Have you got more than a tenner left to spend at the end of the month?
We all know times are tight and have been for a while. But things are surely looking up- we’re on the brink of a new housing bubble, the cost of shopping and heating is on the way up, so surely it can’t be long before wages follow suit…
New research released earlier this month from the Money Advice Service (or Ma as it likes to be known in particularly cringeworthy adverts) shows that one in eleven of us have just £10 a month spare after paying for essentials. That’s 4.5 million people in the UK. In Wales, it’s even worse, with one in six people claiming to only have enough for a Bargain Bucket left at the end of the month.
Across the UK, the average monthly disposable income was £224.50, with men having deeper pockets and an average disposable income of £272.50, compared with women with an average of £190.20 left to spend. Of the 2,149 people polled, one in four said they had less than £50 a month to spend after bills.
Unsurprisingly, young people reported having the least disposable income, with 18-24 year-olds averaging £174.20 disposable income, and one in three having less than £50 a month.

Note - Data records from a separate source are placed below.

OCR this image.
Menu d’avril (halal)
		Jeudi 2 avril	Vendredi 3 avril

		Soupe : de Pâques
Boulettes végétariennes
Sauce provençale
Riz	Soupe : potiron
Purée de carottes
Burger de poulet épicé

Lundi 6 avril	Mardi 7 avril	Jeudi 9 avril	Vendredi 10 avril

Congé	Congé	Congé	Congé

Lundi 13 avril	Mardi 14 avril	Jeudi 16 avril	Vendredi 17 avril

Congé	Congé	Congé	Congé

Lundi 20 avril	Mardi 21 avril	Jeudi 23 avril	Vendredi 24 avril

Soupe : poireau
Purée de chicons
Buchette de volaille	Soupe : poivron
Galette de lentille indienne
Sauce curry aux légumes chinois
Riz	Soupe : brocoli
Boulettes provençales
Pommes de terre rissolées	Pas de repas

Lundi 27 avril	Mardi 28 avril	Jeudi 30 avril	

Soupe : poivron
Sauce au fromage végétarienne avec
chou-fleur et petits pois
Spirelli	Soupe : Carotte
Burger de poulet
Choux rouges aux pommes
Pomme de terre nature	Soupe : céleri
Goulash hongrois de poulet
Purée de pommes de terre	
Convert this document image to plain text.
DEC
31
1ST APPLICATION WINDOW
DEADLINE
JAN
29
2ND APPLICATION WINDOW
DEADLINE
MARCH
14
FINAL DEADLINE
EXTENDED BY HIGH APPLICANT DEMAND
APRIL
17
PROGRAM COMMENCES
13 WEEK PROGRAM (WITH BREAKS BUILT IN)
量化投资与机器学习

In contrast, the wealthiest in terms of post-bills spending money are people over 65, with an average of £269.50 a month available to spend. That’s why they’re always on cruises.

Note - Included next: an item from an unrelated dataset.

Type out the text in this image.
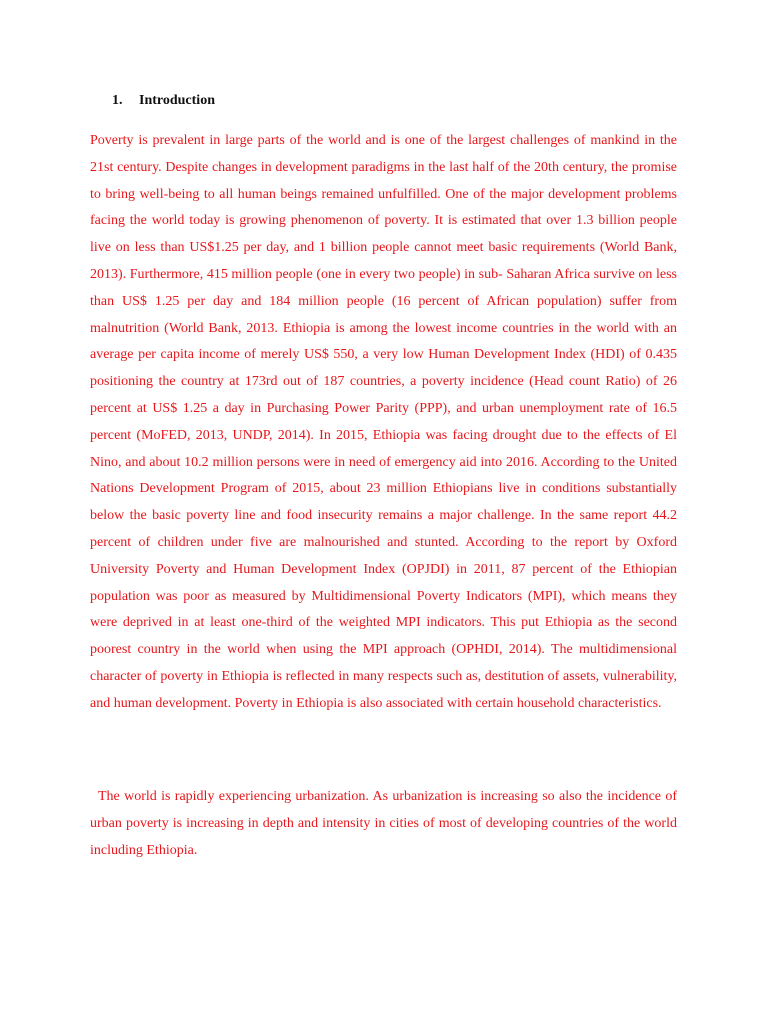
1. Introduction

Poverty is prevalent in large parts of the world and is one of the largest challenges of mankind in the 21st century. Despite changes in development paradigms in the last half of the 20th century, the promise to bring well-being to all human beings remained unfulfilled. One of the major development problems facing the world today is growing phenomenon of poverty. It is estimated that over 1.3 billion people live on less than US$1.25 per day, and 1 billion people cannot meet basic requirements (World Bank, 2013). Furthermore, 415 million people (one in every two people) in sub- Saharan Africa survive on less than US$ 1.25 per day and 184 million people (16 percent of African population) suffer from malnutrition (World Bank, 2013. Ethiopia is among the lowest income countries in the world with an average per capita income of merely US$ 550, a very low Human Development Index (HDI) of 0.435 positioning the country at 173rd out of 187 countries, a poverty incidence (Head count Ratio) of 26 percent at US$ 1.25 a day in Purchasing Power Parity (PPP), and urban unemployment rate of 16.5 percent (MoFED, 2013, UNDP, 2014). In 2015, Ethiopia was facing drought due to the effects of El Nino, and about 10.2 million persons were in need of emergency aid into 2016. According to the United Nations Development Program of 2015, about 23 million Ethiopians live in conditions substantially below the basic poverty line and food insecurity remains a major challenge. In the same report 44.2 percent of children under five are malnourished and stunted. According to the report by Oxford University Poverty and Human Development Index (OPJDI) in 2011, 87 percent of the Ethiopian population was poor as measured by Multidimensional Poverty Indicators (MPI), which means they were deprived in at least one-third of the weighted MPI indicators. This put Ethiopia as the second poorest country in the world when using the MPI approach (OPHDI, 2014). The multidimensional character of poverty in Ethiopia is reflected in many respects such as, destitution of assets, vulnerability, and human development. Poverty in Ethiopia is also associated with certain household characteristics.

The world is rapidly experiencing urbanization. As urbanization is increasing so also the incidence of urban poverty is increasing in depth and intensity in cities of most of developing countries of the world including Ethiopia.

The research also concluded that the amount of disposable income also varies depending on where people live. It is highest in London, at an average of £261, and the South East, at £244. People in the North East and Wales have the lowest disposable incomes, at £199 and £181 respectively.
Ma, as an independent advice service, would like to help people out and have produced a checklist of things you can do to help cover an unexpected bill- if margins on disposable income are as tight as they suggest, it’s no wonder that a reported 2 in 5 people would find an emergency £300 difficult to stump up. Unfortunately however, their first advice is that you have previously saved money. Out of your £10 a month…
So how much do you have left at the end of the month, and have you noticed the bite of cost-of-living increases?